Fact: Alcohol increases the size of the send button by 89%
Remember to check on elderly neighbours in this hot weather, as they usually have ice creams in the freezer.
Our dog runs away so much, I’m just going to spray paint our phone number on her side.
Seriously guys, you have no idea how much nothing I can accomplish when I’m on Twitter.
Most Unsafe Christmas Toys:
Fisher-Price My First Deep Fryer
LEGO Chewables
Nicotine Patch Dolls
Barbie’s Poorly Wired Dream House
My cousin: “i just closed a big deal today that is going to make me a ton of money!”
Me: “some guy name Queef Nuggets RTed me”
[watching friend input his password on a website]
ME: dude, your password is just 10 asterisks? not very secure
[SyFy pitch meeting]
Me: A hurricane of cats! PURRICANE!
Producer: Hmmm
Me: A tidal wave of cows! MOONAMI!
Producer: I’m gonna say no
Me: An earthquake of ducks! EARTHQUACK!
Producer: Please leave
Me: *being dragged out by security* FLYPHOOOooon
I place my finger on the police officer’s lips. “Shhh. Look, we were both speeding, ok? I forgive you.”

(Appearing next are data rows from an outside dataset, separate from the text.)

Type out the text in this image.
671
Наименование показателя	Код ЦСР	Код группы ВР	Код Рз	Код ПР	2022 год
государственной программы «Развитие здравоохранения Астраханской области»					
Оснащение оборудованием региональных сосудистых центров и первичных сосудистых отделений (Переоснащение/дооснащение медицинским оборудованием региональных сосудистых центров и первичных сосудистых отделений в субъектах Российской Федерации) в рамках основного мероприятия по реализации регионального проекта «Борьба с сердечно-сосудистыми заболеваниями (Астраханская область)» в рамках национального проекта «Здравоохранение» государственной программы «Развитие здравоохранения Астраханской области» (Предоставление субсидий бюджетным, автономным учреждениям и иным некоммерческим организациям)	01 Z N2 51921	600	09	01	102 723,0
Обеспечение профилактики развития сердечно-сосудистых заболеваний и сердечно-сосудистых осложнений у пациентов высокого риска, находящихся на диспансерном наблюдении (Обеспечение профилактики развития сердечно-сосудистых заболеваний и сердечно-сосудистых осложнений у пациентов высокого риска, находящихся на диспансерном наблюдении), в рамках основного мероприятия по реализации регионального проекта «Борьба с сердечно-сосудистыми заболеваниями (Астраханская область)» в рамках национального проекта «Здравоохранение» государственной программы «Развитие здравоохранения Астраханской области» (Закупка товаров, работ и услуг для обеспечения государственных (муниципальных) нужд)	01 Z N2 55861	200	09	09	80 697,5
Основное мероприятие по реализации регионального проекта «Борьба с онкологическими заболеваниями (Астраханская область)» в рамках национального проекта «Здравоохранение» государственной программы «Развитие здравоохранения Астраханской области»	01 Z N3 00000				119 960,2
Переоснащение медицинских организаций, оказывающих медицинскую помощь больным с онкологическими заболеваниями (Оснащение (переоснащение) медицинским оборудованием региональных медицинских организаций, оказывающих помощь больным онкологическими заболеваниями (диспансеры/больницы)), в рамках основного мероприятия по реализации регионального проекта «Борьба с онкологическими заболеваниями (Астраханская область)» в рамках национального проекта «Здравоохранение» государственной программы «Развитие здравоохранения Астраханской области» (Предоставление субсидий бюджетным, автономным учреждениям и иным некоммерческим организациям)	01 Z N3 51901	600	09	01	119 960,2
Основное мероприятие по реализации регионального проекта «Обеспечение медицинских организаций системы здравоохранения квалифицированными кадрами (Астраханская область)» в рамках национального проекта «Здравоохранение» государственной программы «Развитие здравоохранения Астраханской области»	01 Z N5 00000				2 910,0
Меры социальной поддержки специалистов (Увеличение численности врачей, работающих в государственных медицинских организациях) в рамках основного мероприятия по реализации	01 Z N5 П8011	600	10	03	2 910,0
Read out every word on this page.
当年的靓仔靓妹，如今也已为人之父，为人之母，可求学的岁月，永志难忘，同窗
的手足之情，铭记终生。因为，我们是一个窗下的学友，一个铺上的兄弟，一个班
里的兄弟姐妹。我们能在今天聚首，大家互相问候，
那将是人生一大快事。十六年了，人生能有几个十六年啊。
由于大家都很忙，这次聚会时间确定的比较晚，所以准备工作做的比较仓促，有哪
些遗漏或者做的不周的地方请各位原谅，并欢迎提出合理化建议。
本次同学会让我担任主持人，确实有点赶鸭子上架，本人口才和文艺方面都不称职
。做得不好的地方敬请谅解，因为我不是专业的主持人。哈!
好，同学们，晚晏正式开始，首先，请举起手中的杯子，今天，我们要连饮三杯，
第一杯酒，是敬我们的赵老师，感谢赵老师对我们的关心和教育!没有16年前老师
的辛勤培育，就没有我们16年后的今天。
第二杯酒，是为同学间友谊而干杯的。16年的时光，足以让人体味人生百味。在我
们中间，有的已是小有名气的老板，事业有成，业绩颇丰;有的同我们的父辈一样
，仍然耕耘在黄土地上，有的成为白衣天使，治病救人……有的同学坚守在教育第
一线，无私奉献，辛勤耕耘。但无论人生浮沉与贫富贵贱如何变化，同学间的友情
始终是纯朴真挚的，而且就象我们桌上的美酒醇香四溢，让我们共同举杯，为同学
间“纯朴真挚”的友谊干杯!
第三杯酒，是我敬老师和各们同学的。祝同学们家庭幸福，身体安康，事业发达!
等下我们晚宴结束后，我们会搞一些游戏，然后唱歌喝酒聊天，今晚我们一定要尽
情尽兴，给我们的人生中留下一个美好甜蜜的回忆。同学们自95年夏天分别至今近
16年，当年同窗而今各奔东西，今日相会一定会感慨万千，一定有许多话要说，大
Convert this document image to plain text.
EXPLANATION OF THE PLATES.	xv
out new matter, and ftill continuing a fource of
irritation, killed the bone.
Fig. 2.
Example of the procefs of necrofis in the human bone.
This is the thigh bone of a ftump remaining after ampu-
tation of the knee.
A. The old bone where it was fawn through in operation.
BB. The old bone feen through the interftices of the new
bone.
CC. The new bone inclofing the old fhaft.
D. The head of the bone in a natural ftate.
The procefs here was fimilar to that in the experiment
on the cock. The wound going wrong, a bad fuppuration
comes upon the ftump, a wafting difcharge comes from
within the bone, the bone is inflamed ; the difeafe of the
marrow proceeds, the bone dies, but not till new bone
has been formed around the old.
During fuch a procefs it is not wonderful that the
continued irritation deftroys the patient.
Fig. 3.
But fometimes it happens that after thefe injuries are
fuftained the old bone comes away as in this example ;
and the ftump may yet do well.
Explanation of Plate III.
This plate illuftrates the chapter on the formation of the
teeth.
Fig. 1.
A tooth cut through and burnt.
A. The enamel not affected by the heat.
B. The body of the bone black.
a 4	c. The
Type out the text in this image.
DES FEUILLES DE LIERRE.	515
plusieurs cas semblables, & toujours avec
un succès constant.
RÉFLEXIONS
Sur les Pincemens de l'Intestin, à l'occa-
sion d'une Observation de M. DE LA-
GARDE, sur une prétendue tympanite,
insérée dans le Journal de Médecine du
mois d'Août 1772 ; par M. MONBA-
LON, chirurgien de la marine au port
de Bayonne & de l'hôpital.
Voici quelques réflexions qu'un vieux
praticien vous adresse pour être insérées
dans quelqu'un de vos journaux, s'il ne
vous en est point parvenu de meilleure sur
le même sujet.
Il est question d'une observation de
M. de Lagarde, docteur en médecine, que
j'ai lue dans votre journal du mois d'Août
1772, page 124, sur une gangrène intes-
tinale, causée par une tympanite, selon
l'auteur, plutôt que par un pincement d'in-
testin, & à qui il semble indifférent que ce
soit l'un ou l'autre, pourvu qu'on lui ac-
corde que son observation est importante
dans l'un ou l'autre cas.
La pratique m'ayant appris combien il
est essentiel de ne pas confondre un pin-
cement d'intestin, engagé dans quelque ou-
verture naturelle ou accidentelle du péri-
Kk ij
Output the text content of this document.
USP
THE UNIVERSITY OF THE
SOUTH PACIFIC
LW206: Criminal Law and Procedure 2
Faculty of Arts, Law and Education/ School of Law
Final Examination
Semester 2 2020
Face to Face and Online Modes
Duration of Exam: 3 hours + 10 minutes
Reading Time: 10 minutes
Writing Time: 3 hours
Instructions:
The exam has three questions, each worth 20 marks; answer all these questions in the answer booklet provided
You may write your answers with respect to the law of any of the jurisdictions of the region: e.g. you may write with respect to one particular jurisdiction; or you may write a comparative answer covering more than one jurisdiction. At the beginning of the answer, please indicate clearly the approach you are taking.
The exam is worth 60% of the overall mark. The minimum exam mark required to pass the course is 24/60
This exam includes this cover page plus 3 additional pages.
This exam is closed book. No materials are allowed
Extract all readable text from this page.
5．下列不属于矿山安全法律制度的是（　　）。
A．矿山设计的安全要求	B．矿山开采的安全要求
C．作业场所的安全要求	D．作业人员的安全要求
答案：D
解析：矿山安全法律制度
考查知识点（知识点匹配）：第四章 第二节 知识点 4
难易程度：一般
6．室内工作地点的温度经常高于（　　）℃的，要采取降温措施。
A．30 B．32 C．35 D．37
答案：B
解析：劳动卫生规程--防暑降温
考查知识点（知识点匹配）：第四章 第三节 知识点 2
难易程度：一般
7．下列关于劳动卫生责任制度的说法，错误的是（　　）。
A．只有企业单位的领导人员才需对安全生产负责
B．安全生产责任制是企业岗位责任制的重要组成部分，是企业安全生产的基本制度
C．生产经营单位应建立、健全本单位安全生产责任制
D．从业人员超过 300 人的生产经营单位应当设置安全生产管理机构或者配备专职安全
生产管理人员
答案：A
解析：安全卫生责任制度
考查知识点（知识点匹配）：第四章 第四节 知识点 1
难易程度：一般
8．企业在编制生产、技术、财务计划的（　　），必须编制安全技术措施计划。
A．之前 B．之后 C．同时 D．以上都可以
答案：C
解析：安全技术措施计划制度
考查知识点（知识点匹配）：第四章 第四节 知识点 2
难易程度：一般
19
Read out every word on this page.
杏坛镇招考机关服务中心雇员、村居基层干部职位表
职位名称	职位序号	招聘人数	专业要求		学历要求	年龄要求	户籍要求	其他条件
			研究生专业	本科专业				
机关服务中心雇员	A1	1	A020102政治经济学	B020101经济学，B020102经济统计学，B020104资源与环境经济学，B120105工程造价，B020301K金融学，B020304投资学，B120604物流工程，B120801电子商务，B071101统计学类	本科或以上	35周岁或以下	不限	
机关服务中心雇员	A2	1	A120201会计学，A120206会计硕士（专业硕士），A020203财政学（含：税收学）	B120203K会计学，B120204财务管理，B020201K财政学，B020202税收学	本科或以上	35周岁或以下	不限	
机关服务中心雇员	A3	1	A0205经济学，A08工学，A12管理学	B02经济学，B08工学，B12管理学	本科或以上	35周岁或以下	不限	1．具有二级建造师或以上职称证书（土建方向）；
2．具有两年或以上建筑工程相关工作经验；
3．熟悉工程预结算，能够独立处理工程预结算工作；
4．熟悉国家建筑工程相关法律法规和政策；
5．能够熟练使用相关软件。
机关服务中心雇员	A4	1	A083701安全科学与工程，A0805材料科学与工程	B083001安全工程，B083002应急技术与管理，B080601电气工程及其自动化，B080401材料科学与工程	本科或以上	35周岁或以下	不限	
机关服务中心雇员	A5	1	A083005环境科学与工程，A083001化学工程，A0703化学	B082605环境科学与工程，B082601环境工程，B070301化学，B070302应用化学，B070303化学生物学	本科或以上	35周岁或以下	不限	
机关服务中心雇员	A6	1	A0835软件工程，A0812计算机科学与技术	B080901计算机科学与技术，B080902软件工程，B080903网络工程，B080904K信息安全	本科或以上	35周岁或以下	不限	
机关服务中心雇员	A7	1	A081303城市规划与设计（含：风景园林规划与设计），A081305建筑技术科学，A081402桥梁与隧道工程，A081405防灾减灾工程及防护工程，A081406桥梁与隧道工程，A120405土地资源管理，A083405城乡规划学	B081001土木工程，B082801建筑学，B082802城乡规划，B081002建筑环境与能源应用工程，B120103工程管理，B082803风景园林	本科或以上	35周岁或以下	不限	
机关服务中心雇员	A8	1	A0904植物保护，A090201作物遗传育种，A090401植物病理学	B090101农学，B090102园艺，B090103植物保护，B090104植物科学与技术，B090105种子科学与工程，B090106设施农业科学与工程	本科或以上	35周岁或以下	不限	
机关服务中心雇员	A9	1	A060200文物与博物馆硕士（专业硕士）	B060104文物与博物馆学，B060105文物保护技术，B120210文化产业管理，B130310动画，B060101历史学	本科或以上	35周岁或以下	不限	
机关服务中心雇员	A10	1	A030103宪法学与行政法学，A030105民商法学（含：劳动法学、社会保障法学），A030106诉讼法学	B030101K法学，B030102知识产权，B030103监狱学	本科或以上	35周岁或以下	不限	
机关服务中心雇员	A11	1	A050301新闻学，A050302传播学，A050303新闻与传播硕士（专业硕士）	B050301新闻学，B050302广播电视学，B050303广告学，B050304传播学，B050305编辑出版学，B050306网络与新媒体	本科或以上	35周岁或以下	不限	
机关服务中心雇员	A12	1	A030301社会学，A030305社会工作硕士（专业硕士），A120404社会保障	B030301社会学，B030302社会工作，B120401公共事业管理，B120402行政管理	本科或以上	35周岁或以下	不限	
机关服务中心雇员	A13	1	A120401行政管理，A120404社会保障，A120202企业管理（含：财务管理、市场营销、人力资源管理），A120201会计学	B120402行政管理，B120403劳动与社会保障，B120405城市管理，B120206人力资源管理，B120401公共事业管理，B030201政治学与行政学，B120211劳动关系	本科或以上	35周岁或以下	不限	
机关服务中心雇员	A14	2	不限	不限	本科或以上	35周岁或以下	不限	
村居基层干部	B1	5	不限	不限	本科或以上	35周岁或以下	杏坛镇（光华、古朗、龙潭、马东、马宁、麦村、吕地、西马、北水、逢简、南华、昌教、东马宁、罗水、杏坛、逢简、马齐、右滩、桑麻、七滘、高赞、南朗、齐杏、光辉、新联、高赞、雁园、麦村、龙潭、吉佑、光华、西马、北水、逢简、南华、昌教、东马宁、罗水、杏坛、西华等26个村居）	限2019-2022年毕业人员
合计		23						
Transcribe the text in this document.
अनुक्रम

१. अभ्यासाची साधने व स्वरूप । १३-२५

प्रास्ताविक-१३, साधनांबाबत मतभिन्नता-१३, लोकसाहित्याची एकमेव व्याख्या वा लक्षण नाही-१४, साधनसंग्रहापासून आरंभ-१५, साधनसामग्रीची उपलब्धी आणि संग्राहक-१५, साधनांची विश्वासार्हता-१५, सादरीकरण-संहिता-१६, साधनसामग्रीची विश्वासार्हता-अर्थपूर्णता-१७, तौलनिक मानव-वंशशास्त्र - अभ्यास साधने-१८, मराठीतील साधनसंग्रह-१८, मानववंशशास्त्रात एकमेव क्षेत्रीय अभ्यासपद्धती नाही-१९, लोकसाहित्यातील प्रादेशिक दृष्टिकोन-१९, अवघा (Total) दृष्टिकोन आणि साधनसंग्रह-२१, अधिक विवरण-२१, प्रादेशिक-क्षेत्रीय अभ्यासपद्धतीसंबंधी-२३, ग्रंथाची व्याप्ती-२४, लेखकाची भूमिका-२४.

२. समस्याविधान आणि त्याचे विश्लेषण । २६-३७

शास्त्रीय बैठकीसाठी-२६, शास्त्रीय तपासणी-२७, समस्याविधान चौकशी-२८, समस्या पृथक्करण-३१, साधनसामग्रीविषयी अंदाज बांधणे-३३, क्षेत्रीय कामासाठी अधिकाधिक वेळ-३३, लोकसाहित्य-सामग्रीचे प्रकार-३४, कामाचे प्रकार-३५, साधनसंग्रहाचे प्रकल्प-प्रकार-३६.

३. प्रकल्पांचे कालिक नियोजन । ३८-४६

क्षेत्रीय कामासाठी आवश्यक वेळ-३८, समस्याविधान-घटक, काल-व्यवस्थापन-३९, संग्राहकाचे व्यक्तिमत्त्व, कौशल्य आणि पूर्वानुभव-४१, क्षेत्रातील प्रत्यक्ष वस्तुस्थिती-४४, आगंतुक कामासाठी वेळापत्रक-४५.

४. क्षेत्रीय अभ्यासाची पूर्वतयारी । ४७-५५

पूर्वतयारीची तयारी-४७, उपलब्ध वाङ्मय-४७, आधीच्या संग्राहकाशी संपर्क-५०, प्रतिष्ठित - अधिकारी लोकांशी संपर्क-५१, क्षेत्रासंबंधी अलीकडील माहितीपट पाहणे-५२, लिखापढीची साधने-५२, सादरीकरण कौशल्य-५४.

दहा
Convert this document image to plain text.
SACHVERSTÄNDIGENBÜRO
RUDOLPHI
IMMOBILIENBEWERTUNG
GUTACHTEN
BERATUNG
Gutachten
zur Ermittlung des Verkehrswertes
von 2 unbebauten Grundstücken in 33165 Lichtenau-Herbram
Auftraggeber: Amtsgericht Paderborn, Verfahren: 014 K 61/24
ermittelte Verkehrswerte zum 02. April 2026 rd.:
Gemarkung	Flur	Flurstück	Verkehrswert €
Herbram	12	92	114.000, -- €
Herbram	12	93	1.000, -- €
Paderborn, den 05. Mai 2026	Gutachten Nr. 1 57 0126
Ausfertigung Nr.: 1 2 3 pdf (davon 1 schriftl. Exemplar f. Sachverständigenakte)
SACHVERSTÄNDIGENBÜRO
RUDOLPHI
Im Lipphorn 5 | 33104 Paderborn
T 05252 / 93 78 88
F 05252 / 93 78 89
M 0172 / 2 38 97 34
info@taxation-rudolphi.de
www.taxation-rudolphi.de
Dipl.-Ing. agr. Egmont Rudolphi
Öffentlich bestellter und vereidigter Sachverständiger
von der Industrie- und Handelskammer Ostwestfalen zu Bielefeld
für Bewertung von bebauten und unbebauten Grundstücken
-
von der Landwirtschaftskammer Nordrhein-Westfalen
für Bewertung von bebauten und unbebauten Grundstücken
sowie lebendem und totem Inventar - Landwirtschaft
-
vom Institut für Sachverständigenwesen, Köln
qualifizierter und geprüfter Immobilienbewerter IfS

I don’t think this bowl of Reese’s Peanut Butter Cups on my desk is making me as indispensable to the workplace as I had hoped.
“Invisible Woman” just followed me.
I did not see that coming.
Me: I want a serious long term relationship
Literally anyone: Hey I’m interested in you!
Me: *shivers* better hide in bed for 6 months.
* Runs Baywatch-style into oncoming traffic *
My bluetooth headphones just paired with a car driving by like they were trying to escape
Christmas inflatables are like college kids, full of life at night and face down on the lawn in the morning.
Twitter when Franz Ferdinand got shot would have been the best day ever
The filling in fortune cookies tastes like paper..
LinkedIn is the best dating app because you know whether your potential love knows how to use Microsoft Excel.